Hemen yanımda oturan cana bakıp “Sultanım siz kimlerdensiniz? İsminizi lütfedin.” dedim. “Aşere-i Mübeşşere’den kemankeşlerin piri Sa’d İbn Ebi Vakkas” deyince hemen mübarek elini öptüm:
“Ey sultanım, bu sağ tarafta nura bürünmüş sevimli insanlar kimdir?” dedim. “Onlar bütün peygamberlerin ruhlarıdır. Geri saftakiler evliyanın ve asfiyanın ruhlarıdır. Bunlar da Sahabe-i Kiram’ın, muhacirler, ensar, sufle ehli ve Kerbela şehitleridir.” Mihrabın sağındakiler Hazreti Ebubekir ve Hazreti Ömer’dir. Mihrabın solundakiler Hazreti Osman ve Hazreti Ali’dir. Mihrabın önündeki Hazreti Veysel Karani’dir. Caminin solunda duvar dibindeki siyah örtülü kimse senin pirin Hazreti Peygamberin müezzini Bilal-i Habeşi’dir. Ayakta duran, cemaati saf düzenine koyan kısa boylu adam ise Amr-i Ayyar’dır. Kızıl renkli elbiseler giyip sancakla gelen askerler, Hazreti Hamza ve bütün şehitlerin ruhlarıdır.” diye bütün bunları bana bir bir tanıttı.
Onların hangisine baktıysam ellerimi göğsüme koyup iyice baktım ve baktıkça can buldum: “Ey sultanım, Bu cemaatin bu camide toplanmasının sebebi nedir?” diye sordum. “Azak taraflarında İslam askerlerinden Tatar askerleri sıkıntıya düşmüş. Hazreti Peygamberin himayesinde olanlar İstanbul’a gelip buradan Tatar Hanına yardıma gideceğiz.
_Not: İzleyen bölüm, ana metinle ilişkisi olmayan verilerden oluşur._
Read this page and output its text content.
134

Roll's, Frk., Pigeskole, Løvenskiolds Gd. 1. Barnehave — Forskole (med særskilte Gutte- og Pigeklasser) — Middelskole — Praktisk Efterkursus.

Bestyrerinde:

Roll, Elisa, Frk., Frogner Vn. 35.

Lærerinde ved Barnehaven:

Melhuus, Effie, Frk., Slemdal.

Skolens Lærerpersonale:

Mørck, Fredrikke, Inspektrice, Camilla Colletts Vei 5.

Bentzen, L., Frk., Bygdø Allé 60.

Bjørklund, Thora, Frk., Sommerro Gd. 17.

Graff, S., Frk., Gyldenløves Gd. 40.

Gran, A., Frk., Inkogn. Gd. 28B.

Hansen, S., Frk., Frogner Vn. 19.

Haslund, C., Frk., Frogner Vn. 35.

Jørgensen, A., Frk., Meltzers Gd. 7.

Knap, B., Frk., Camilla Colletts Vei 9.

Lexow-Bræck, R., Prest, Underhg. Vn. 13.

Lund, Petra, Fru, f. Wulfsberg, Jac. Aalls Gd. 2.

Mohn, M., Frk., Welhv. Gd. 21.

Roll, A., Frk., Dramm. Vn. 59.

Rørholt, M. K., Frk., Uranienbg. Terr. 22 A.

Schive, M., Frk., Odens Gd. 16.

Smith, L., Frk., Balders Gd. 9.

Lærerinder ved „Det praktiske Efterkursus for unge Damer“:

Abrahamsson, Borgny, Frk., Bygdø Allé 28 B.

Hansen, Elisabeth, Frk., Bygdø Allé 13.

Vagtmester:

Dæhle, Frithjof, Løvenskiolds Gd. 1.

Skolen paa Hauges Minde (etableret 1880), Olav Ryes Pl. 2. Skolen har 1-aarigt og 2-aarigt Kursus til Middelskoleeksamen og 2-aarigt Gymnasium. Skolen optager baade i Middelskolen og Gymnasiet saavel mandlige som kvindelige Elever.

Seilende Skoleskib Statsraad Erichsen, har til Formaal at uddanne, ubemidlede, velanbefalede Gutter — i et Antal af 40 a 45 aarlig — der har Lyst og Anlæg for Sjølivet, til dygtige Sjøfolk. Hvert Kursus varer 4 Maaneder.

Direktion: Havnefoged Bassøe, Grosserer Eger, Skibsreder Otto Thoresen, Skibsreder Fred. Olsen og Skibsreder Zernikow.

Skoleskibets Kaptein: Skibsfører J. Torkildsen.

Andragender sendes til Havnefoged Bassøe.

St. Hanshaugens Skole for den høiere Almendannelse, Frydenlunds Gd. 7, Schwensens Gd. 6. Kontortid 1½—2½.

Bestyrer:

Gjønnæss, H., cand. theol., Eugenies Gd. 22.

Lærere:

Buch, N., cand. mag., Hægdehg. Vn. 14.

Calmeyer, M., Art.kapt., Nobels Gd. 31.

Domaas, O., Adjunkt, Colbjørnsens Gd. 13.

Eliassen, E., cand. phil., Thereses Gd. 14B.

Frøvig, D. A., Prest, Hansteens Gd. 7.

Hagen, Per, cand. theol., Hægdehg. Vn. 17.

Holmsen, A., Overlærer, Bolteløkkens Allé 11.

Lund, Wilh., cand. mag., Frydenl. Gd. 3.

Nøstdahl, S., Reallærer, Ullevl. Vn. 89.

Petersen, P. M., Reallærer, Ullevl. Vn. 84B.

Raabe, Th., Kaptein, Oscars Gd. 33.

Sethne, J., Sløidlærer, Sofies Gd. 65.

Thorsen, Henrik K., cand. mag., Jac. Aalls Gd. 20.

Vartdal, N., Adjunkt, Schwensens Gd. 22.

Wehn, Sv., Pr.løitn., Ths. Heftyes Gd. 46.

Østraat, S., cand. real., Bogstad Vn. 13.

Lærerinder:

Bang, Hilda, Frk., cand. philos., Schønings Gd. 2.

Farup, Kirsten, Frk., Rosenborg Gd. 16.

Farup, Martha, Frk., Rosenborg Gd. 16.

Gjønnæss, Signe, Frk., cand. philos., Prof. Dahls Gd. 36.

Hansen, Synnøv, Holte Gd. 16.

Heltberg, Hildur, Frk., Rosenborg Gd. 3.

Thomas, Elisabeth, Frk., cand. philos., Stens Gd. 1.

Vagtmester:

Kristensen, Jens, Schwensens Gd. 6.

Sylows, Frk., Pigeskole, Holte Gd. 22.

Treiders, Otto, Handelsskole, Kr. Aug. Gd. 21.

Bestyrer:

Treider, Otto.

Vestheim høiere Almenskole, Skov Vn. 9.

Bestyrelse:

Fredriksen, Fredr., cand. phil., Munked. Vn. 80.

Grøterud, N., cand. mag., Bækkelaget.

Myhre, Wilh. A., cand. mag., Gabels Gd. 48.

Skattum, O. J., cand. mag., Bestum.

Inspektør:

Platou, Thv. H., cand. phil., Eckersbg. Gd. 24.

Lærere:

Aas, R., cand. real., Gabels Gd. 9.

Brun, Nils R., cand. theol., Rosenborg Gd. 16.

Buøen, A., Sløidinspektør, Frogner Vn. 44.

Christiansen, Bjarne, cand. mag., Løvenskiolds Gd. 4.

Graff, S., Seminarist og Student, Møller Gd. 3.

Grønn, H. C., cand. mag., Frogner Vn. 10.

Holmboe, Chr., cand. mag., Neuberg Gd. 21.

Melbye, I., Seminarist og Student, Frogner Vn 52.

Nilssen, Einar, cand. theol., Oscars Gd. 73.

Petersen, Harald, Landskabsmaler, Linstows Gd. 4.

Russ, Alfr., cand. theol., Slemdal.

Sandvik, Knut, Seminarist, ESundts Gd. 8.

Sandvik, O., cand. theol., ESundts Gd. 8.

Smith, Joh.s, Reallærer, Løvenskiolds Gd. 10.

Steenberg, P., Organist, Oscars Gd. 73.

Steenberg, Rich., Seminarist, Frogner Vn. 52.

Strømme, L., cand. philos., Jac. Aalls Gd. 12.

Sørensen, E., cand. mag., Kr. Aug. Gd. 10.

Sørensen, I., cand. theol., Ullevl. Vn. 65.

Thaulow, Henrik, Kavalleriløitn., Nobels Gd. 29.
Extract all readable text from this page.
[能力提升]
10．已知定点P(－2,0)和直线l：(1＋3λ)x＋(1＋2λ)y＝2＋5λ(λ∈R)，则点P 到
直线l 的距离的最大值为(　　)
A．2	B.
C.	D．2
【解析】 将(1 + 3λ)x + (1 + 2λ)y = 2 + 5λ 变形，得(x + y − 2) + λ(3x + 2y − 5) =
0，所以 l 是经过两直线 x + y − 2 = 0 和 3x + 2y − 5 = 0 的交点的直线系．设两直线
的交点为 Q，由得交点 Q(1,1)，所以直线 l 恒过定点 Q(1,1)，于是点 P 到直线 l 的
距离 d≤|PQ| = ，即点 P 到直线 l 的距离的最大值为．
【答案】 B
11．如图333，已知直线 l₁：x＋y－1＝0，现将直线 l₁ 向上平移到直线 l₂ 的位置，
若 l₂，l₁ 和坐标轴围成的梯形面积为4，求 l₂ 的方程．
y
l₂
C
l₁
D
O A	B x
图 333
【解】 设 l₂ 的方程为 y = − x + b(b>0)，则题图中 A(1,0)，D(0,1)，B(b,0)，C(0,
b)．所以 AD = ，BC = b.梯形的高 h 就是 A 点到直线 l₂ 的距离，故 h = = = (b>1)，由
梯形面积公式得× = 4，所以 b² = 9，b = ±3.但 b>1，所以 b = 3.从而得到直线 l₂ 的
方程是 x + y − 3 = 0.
Biraz sonra Hazreti Risalet de İmam-ı Hasan, İmam-ı Hüseyin, On İki İmam ve Aşere-i bizden başka Mübeşşere ile gelecek.
Sa’d ibn Ebi Vakkas, sabah namazının sünnetinin kılınacağını, Evliya Çelebi’den kamet getirmesini, Bilal-i Habeşi ile birlikte toplumu tevhide davet etmesini isteyeceklerini belirttikten sonra, “Hazreti Peygamber mihrapta otururken mübarek elini öp, şefaat ya Resulullah de, yardım rica et.” diyor. Evliya Çelebi anlatmaya devam ediyor: “Baktım cami kapısından bir nur-ı mübin parladı. Cami içi nur doluyken nur üzerine nur oldu. Bütün Sahabe-i Kiram enbiya ve evliyanın ruhları ayakta hazır durdu. Saadetle Hazreti Peygamber yeşil sancağın dibinde yüzünde örtüsü, belinde kılıcı, elinde asası ile sağında İmam-ı Hasan ve solunda İmam-ı Hüseyin olduğu halde göründü. Mübarek sağ ayağını Bismillah diyerek cami içine koydu.”
Evliya Çelebi, Hazreti Peygamberin kılık kıyafetini tarif ediyor. Buna göre yüzünde al şal, sarığı on iki dilimli ve beyaz şal vardı. Hırkası sarıya yakın deve yünündendi. Boynunda sarı renkli sof şal vardı. Renkli çizmeler giymişti. Başında, sarığına bir misvak takılıydı.
Sabah namazının sünneti kılındıktan sonra Sa’d, Evliya Çelebi’nin elinden tutup Hazreti Peygamberin yanına götürüyor. “Sadık aşığın, sana hasret çeken Evliya kulun senden şefaat rica ediyor.” diyor. Eviya Çelebi’ye Hazreti Peygamberin mübarek elini öpmesini söylüyor. Evliya Çelebi el öptükten sonra ‘şefaat ya Resulullah’ diyeceğine heyecandan “Seyahat ya Resulullah” diyor. Hazreti Peygamber gülümseyerek “Şefaati, seyahati ve ziyareti sıhhat ve selametle kolay eyle ya Rabbi” diyor ve cemaate Fatiha okutuyor.
Evliya Çelebi öptüğü ellerin kokusunu da anlatıyor. Buna göre Hazreti Peygamberin eli zağferan ve gül gibi, Ebu Bekir’in eli kavun, Ömer’in eli amber, Osman’ın eli menekşe, Ali’nin eli yasemen gibi kokuyordu. İmam Hasan’ın eli karanfil, İmam Hüseyin’in eli beyaz gül gibi kokuyordu.